For most procedures, your pet is anesthetized and then intubated (insertion of a tube into the trachea or windpipe). This ensures your pet receives oxygen at all times, and it prevents aspiration of any fluids into the lungs. Intubation allows us to maintain anesthesia with sevoflurane, a gas anesthetic, which is very safe and the body will not metabolize. This allows us more control over anesthetic depth and causes less airway irritation.
For procedures that require minimum sedation, an injectable anesthetic is given that produces a good plan of sedation with quick recovery and reversible with medication.
A risk of death is possible during or after a surgical, or anesthetic procedure.
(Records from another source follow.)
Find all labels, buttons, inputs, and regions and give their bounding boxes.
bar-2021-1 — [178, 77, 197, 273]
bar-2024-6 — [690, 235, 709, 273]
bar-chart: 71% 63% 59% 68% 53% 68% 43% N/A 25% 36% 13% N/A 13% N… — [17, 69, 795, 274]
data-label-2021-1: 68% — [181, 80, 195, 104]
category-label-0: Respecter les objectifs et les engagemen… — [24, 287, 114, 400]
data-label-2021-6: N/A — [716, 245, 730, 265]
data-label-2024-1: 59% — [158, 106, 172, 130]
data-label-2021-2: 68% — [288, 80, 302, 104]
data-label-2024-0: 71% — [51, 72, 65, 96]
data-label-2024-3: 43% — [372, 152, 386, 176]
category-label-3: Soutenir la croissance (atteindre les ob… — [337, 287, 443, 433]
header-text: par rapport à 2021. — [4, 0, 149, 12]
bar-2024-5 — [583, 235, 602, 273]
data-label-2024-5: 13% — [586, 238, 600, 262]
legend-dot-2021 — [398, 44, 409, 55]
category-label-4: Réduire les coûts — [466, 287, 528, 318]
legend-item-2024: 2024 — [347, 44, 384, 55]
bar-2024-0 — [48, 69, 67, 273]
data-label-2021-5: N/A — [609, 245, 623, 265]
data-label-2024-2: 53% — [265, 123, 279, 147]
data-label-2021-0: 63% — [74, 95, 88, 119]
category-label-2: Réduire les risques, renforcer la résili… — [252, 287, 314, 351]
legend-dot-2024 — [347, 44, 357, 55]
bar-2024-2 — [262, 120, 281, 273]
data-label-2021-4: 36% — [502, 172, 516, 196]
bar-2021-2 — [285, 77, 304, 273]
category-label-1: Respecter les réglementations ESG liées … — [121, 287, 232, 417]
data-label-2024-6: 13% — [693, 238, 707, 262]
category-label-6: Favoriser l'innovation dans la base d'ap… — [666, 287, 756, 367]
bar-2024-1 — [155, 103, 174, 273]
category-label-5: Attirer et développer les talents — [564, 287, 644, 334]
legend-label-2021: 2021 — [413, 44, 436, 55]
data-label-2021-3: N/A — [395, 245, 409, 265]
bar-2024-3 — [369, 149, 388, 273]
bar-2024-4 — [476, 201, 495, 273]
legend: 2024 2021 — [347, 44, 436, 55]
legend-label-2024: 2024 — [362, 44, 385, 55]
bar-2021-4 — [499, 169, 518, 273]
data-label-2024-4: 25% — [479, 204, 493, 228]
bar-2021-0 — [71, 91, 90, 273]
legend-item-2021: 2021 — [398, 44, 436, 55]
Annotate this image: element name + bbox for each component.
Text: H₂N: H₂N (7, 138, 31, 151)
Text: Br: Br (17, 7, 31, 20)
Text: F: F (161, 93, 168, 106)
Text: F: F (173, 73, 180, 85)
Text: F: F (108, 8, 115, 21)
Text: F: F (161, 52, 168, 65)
Monitoring and Pain Management
Monitoring of patients during anesthesia is done in two ways. First, a veterinary technician/assistant is with your pet from the beginning of anesthesia to recovery. Second, we have computerized monitoring equipment that records heart rate, blood pressures, oxygen levels, respiration, ECG, and body temperature. Surgery patients will receive pain management before, during, and after surgery. Pain medications may also be prescribed to go home with the patient. Additional information will be given at discharge. We hope this will reduce any discomfort experienced by our patients and aid in a quicker recovery.